I see ten essential attributes:
- Focus on Net Revenue Retention. Quota for this quarter isn’t important. NRR is as much about new revenue as it is about expansion revenue and churn revenue.
- Objective across GTM teams (not just Sales). If I were to interview your Marketing, Customer Success, and Sales Development teams, they should tell me that their RevOps leader understands their workflows and tool stack as well as they understand how Sales works.
- 80% long term, 20% short term. In go-to-market, decisions you make today impact what your quota will be four quarters out regardless of the length of your deal cycle. Strategic RevOps leaders have a 14 to 18 month view out of the business.
- Results over process. Strategic RevOps leaders obsess over how to increase NRR, revenue per rep, and return on every Marketing dollar. It’s not about perfect processes. It’s about making things happen.
- Bias for simplicity over comprehensiveness. Newbies think about 17,000 funnel stages. While that’s comprehensive, it’s not realistic that anyone will work with such a cumbersome system.
- Data savvy, data first, data pragmatic. There is no world where data will be pristine and clean. I’ve worked with data for 20 years and have never met a clean data set. It’s about being directionally accurate and using data to drive daily decisions.
- Influential. Strategic RevOps leaders have a high level of empathy and great listening skills. They talk to people across disciplines and understand how to ask the questions that drive results.

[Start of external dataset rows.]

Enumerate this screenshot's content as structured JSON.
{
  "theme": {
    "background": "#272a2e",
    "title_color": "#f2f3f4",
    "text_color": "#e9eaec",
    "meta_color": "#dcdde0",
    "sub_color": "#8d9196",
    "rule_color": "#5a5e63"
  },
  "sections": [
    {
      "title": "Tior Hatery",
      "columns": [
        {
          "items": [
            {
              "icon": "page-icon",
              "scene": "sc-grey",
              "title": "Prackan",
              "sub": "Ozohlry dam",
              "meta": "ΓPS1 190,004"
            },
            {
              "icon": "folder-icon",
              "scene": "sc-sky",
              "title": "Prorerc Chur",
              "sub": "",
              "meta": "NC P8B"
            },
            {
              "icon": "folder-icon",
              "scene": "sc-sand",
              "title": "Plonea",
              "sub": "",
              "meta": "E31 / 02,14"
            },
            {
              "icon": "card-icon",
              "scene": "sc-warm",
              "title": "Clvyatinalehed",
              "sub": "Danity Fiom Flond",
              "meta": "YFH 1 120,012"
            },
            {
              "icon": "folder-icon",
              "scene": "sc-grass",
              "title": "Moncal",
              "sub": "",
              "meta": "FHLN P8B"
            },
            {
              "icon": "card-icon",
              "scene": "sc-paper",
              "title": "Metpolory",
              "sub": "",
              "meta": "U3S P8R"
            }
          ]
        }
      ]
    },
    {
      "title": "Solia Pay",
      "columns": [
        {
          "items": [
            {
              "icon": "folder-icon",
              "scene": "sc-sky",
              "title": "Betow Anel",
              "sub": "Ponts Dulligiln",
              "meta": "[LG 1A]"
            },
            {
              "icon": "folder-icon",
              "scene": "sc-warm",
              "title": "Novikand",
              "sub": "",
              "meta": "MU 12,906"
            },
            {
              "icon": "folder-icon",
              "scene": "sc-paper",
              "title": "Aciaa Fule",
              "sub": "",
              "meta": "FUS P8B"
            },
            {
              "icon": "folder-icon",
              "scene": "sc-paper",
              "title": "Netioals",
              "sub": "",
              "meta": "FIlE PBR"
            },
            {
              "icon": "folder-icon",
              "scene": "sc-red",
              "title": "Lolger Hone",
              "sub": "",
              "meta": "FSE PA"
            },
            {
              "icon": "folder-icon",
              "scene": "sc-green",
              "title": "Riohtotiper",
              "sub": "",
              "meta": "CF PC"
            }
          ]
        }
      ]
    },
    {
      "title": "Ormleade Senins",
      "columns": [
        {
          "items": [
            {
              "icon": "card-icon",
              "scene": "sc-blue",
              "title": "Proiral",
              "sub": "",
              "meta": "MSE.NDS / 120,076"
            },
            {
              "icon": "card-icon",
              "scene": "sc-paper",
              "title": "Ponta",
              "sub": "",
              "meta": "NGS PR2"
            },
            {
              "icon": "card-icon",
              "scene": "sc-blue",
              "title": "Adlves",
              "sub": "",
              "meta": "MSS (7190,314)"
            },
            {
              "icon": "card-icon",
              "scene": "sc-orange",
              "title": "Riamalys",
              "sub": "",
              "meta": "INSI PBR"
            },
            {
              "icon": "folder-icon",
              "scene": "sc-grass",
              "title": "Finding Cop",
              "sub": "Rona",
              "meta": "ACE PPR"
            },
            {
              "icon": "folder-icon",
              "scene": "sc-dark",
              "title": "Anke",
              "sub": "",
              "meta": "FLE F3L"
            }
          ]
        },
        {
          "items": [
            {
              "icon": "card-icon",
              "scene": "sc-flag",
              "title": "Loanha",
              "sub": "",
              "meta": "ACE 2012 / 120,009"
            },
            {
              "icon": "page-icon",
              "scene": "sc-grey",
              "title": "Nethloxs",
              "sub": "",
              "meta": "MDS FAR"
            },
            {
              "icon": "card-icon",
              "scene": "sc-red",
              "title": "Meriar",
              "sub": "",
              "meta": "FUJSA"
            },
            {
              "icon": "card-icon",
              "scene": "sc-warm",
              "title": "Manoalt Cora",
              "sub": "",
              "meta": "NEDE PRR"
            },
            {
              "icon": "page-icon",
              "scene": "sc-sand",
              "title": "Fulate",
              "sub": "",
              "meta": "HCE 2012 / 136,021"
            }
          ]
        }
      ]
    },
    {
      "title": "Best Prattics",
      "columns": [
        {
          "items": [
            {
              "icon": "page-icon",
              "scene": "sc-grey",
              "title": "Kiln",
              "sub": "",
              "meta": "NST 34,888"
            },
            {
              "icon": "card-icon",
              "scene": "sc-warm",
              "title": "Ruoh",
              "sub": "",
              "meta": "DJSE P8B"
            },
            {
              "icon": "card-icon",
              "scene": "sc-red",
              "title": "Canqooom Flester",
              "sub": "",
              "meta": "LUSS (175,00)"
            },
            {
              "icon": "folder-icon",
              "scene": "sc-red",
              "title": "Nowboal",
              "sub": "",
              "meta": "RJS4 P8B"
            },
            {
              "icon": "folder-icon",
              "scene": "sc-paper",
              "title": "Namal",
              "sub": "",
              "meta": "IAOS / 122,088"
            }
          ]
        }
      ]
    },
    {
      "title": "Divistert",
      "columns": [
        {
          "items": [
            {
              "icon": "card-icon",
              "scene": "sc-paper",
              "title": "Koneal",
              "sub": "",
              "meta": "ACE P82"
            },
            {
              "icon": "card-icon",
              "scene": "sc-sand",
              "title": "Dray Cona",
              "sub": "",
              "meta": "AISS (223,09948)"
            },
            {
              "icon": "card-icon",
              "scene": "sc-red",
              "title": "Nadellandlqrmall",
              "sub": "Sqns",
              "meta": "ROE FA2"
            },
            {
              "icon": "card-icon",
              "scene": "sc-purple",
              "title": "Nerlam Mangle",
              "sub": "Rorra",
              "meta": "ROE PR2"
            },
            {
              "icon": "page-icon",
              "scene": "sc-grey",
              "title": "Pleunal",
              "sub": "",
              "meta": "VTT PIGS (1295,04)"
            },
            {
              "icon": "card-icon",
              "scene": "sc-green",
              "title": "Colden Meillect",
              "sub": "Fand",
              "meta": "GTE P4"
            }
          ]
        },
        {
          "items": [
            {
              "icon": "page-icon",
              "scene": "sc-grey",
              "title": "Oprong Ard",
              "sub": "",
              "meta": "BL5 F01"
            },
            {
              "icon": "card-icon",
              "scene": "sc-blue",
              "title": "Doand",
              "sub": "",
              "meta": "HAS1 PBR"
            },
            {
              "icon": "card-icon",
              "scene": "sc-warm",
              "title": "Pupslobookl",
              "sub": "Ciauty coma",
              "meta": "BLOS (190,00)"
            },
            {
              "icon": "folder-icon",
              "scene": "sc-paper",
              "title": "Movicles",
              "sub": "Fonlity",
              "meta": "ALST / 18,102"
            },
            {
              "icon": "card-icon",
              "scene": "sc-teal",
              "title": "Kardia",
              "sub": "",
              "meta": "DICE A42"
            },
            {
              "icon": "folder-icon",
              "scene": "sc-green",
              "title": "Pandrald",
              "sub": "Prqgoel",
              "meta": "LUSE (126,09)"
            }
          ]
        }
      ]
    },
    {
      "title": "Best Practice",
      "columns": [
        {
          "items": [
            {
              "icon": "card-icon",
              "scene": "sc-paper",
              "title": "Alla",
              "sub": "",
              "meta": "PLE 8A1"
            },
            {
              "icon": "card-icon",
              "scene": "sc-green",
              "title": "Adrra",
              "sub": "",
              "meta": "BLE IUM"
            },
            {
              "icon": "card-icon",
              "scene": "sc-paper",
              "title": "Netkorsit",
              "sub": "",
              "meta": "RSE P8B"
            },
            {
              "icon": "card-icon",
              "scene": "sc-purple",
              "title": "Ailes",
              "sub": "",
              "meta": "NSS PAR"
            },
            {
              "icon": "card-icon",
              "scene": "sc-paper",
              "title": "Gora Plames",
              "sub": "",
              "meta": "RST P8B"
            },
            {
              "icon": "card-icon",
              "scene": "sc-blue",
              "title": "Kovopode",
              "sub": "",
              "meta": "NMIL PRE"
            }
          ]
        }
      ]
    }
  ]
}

- Customer centric. I’m shocked by the number of RevOps leaders I’ve spoken with who don’t really know who their customers are. There’s no planning for future revenue without understanding the people who give you revenue today.
- Product literate. I’m also shocked by the number of RevOps leaders I meet who haven’t logged into their product in years. To be able to look around the corner, you need to know your product well and use it regularly.
- Head in the clouds, feet on the ground. This might be most important. Strategic RevOps leaders are capable of thinking in abstract concepts and thinking big, while understanding at the field level what’s going on and why it’s important.
Within five years, I believe RevOps will be its own discipline with its own C-level leaders who embody these traits.
In the meantime, great RevOps practitioners will focus on being objective between functions, on building analytical rigor, and on driving toward results.